HIF and ER stress are involved in TGFß1-mediated wound closure of alveolar epithelial cells.

ABSTRACT

Purpose: Alveolar epithelium dysfunction is associated with a very large spectrum of disease and an abnormal repair capacity of the airway epithelium has been proposed to explain the pathogenesis of Idiopathic Pulmonary Fibrosis (IPF). Following epithelium insult, the damaged cells will activate pathways implicated in the repair process, including proliferation and acquisition of migratory capacities to cover the denuded basement membrane.
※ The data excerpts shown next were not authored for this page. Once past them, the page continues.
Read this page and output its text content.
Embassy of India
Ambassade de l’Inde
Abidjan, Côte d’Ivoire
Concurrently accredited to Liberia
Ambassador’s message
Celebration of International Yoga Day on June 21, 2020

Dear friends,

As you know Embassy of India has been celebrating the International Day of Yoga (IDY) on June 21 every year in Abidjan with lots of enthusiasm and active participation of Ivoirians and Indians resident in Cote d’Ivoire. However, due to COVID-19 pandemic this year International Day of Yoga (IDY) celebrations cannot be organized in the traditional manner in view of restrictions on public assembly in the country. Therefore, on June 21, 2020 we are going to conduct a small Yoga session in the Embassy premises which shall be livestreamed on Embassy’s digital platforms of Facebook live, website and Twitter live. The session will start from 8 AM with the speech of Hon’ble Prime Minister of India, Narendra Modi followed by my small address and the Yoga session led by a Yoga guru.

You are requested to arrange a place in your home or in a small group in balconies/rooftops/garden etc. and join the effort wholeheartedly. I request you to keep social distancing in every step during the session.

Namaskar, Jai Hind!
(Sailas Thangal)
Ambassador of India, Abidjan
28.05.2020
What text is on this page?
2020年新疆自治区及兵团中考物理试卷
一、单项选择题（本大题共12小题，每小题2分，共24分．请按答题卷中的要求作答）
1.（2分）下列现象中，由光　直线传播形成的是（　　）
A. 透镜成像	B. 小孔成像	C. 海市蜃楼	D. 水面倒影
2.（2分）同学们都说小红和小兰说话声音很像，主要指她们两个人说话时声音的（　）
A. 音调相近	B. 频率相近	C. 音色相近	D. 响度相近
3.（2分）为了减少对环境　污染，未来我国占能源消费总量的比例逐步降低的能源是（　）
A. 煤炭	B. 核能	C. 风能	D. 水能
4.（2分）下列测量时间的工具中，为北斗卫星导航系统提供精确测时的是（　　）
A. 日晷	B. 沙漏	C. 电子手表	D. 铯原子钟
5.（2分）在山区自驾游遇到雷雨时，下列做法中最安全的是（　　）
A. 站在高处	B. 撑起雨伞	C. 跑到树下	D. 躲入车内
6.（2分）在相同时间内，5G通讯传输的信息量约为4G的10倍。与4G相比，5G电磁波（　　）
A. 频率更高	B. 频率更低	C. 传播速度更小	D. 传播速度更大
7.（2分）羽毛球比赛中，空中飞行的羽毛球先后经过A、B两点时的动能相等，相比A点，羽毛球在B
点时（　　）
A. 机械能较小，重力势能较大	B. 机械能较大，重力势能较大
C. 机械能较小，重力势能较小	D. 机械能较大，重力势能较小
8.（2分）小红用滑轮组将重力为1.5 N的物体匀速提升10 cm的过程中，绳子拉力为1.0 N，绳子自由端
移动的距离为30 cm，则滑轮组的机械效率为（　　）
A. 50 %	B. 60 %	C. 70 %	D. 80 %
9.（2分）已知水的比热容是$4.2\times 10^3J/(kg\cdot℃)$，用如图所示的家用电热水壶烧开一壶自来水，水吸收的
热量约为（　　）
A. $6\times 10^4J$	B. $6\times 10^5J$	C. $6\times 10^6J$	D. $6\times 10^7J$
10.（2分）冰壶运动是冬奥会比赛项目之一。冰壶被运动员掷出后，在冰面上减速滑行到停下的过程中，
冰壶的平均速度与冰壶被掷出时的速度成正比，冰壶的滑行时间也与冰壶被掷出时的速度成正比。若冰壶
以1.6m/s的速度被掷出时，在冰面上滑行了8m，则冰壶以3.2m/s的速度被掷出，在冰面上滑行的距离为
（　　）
Induction of Endoplasmic Reticulum stress may be implicated in this process. Interestingly, ER stress excessive activation has been proposed as a central event associated with aberrant repair process and cellular dysfunction observed in IPF. Methods: We study by wound healing assay the molecular targets associated with Alveolar Epithelial Cells (AEC) repair. Results: We demonstrate that the wound recovery of AEC is associated with TGF-ß1 signaling and increased transcriptional activity of ER stress and HIF-dependent genes. We further demonstrated that inhibition of TGF-ß1 signaling, CHOP expression or HIF-1 expression, limits AECs wound closure. Conclusion: the use of pharmacological drugs targeting the ER/HIF-1 axis could be an attractive approach to limit AEC dysregulation in pathological condition, and confirmed a critical role of theses factor in response to alveolar injury.